El elevado precio de los alquileres en el Principado obliga a muchos empleados a fijar su residencia en municipios catalanes como la Seu d’Urgell, Montferrer i Castellbò u Organyà, donde encontrar una vivienda de alquiler se ha convertido en una tarea cada vez más complicada.
Según informa La Vanguardia, una de las principales preocupaciones de las administraciones es la situación de los llamados "falsos transfronterizos": personas procedentes de países extracomunitarios que cuentan con permiso de residencia y trabajo en Andorra, pero que residen de forma irregular en España tras empadronarse en municipios del Alt Urgell.
La presión adicional sobre los servicios públicos
Esta situación genera una presión añadida sobre servicios públicos como la sanidad, la educación y los servicios sociales, cuyos costes asumen principalmente las administraciones catalanas y españolas.
Según datos oficiales, en la actualidad hay 1.923 trabajadores transfronterizos, la gran mayoría residentes en la provincia de Lleida.
Las autoridades andorranas aseguran haber reforzado los controles fronterizos y haber detectado a decenas de personas que residían en Cataluña sin la documentación española correspondiente, a las que se les ha retirado el permiso de residencia andorrano.
Los responsables municipales advierten de que la llegada continuada de nuevos residentes está tensionando aún más un mercado inmobiliario que ya era limitado.
Las agencias inmobiliarias de la zona aseguran que la demanda supera ampliamente a la oferta y que los precios de los alquileres han experimentado fuertes incrementos en los últimos años, obligando a muchas familias a buscar vivienda en municipios cada vez más alejados de la Seu d’Urgell.
Esta situación también está teniendo consecuencias sobre otros servicios públicos.
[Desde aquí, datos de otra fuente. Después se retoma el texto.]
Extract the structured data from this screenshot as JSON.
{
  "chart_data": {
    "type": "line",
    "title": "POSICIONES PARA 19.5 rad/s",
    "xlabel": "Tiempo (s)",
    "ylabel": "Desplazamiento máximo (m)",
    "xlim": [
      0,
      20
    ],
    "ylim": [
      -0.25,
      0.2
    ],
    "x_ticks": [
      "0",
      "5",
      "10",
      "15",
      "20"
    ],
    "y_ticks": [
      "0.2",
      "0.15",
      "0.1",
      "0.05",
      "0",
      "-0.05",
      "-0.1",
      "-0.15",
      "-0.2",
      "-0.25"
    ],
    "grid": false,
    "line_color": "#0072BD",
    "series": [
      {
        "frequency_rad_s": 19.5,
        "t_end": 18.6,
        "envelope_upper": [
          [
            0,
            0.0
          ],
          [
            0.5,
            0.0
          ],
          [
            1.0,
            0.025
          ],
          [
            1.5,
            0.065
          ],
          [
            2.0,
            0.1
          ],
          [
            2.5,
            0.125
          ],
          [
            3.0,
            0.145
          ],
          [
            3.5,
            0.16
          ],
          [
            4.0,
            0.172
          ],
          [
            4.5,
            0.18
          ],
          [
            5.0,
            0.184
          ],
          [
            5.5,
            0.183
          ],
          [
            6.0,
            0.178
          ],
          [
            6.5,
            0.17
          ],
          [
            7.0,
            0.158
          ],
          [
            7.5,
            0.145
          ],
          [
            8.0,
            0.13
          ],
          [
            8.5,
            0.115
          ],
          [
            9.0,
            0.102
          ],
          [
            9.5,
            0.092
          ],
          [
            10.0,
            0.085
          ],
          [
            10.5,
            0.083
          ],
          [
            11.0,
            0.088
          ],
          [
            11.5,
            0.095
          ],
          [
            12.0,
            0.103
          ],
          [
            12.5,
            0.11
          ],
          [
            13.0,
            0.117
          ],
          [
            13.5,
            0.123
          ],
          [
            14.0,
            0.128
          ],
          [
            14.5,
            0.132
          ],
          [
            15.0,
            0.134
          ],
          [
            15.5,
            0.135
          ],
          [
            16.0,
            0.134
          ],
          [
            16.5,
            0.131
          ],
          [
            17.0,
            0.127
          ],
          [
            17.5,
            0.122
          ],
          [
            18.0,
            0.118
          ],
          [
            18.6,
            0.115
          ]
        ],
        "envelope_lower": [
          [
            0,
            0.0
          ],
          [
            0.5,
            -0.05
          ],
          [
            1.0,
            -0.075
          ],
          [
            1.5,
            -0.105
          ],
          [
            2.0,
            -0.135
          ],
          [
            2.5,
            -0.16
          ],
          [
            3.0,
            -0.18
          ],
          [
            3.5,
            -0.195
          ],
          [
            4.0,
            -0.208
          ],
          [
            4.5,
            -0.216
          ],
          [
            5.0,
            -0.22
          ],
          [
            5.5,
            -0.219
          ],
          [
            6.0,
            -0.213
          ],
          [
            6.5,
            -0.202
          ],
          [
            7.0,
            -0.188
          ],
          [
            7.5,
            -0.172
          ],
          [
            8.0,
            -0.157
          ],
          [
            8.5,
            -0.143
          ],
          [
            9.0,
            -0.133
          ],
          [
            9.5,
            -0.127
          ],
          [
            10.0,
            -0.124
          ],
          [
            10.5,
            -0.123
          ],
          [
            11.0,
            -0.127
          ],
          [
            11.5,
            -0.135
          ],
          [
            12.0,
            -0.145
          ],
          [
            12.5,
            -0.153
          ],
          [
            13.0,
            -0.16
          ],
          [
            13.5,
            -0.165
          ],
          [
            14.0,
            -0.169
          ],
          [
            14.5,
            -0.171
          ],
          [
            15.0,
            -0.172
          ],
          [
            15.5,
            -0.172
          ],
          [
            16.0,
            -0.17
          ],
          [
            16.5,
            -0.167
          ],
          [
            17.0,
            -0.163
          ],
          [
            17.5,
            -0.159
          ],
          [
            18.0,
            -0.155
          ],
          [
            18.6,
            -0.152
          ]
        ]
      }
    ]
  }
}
Las administraciones locales señalan un aumento de las matrículas escolares, de la demanda de atención sanitaria y del uso de los servicios sociales.
Más coordinación entre España y Andorra
Ante este escenario, los responsables locales reclaman una mayor coordinación entre España y Andorra para compensar los efectos que el crecimiento económico del Principado está provocando en las comarcas fronterizas.
Los datos demográficos muestran un incremento significativo de la población extranjera en el Alt Urgell durante los últimos años, especialmente de personas procedentes de América del Sur.
Paralelamente, los gobiernos de Andorra y Cataluña mantienen abiertas diversas vías de cooperación para abordar esta problemática con el objetivo de encontrar soluciones que permitan garantizar un desarrollo equilibrado a ambos lados de la frontera.